Tuesday, May 08, 2012

Crossing the Rubicon

I recently finished watching a TV series entitled "Rubicon," that made an impression on me. It was oringally released by AMC and shown in the US in 2010 and is modelled on 1970 conspiracy films such as "Three Days of the Condor" and "All the President's Men." While many people might think it slow and cerebral, I found it fascinating.

The Rubicon is a river outside Rome. The armies of Rome were always kept marshalled on the other side of the Rubicon from Rome by order of the Senate for fear they might be used to usurp power from the Republic. The phrase "crossing the Rubicon" means making an irreparable decision, since once a general took his army across the Rubicon it meant that he was attacking Rome, as Julius Caesar did in 49 bce.
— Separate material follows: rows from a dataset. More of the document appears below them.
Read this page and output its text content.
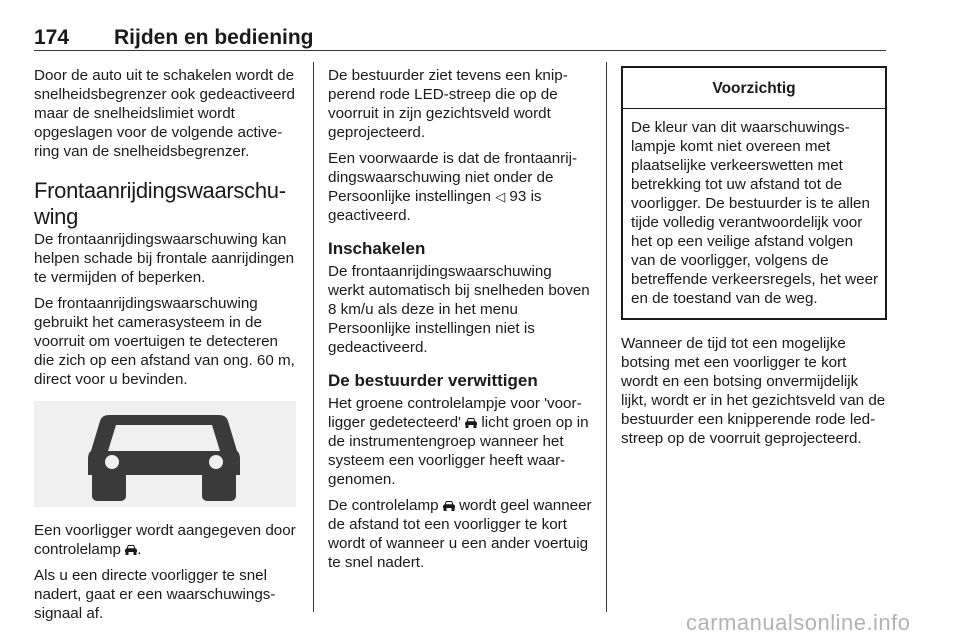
174 Rijden en bediening

Door de auto uit te schakelen wordt de snelheidsbegrenzer ook gedeactiveerd maar de snelheidslimiet wordt opgeslagen voor de volgende activering van de snelheidsbegrenzer.

Frontaanrijdingswaarschuwing

De frontaanrijdingswaarschuwing kan helpen schade bij frontale aanrijdingen te vermijden of beperken.

De frontaanrijdingswaarschuwing gebruikt het camerasysteem in de voorruit om voertuigen te detecteren die zich op een afstand van ong. 60 m, direct voor u bevinden.

Een voorligger wordt aangegeven door controlelamp .

Als u een directe voorligger te snel nadert, gaat er een waarschuwingssignaal af.

De bestuurder ziet tevens een knipperend rode LED-streep die op de voorruit in zijn gezichtsveld wordt geprojecteerd.

Een voorwaarde is dat de frontaanrijdingswaarschuwing niet onder de Persoonlijke instellingen ◁ 93 is geactiveerd.

Inschakelen

De frontaanrijdingswaarschuwing werkt automatisch bij snelheden boven 8 km/u als deze in het menu Persoonlijke instellingen niet is gedeactiveerd.

De bestuurder verwittigen

Het groene controlelampje voor 'voorligger gedetecteerd' licht groen op in de instrumentengroep wanneer het systeem een voorligger heeft waargenomen.

De controlelamp wordt geel wanneer de afstand tot een voorligger te kort wordt of wanneer u een ander voertuig te snel nadert.

Voorzichtig
De kleur van dit waarschuwingslampje komt niet overeen met plaatselijke verkeerswetten met betrekking tot uw afstand tot de voorligger. De bestuurder is te allen tijde volledig verantwoordelijk voor het op een veilige afstand volgen van de voorligger, volgens de betreffende verkeersregels, het weer en de toestand van de weg.

Wanneer de tijd tot een mogelijke botsing met een voorligger te kort wordt en een botsing onvermijdelijk lijkt, wordt er in het gezichtsveld van de bestuurder een knipperende rode led-streep op de voorruit geprojecteerd.

carmanualsonline.info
The series focuses on an organization with the ambigious name American Policy Institute (API) housed in an unobtrusive building in Manhattan and the lives and work of some of its employees. API is in fact a secret US Government intelligence branch whose job is to analyze information from many sources and to track enemies of the USA, particularly terrorists. When the series starts, one of the analysts named Will Travers notices the unusual fact that several major newspapers had the same clues in their crossword puzzles that day. He considers this to be a deliberate signal, but he does not know for what. He shares this information with his boss and father-in-law David, who talks to others about it without letting on that it was Will who brought this to his attention and the next day David is killed, supposedly in an accident.

Will does not consider this a coincidence. Will is promoted to David's job and follows this clue up secretly. In doing so he reveals that there is a major manipulation of secret information going on for financial gain by a group of men who have formed a commercial consortium. Whenever there is a terrorist incident they gain financially by knowing in advance what will happen, for example if there is an attack on a gasoline refinery, the price of oil will go up, and they will gain significantly. They move from gaining from events to manipulating events.

It takes Will some time to realize that the information his group is being fed is deliberately slanted to make them come to certain conclusions, usually the wrong conclusions. In this way his group of analysts are kept busy tracking a terrorist named Khateb, who it turns out is not at all what they think he is. How Khateb and the crossword puzzle clues and the deaths and suicides of several people link together is the main thread of the story. In the last few episodes the threat of terrorism in the US becomes very real. Let's hope the US intelligence analysts are not being manipulated for real as they are in this well constructed plot.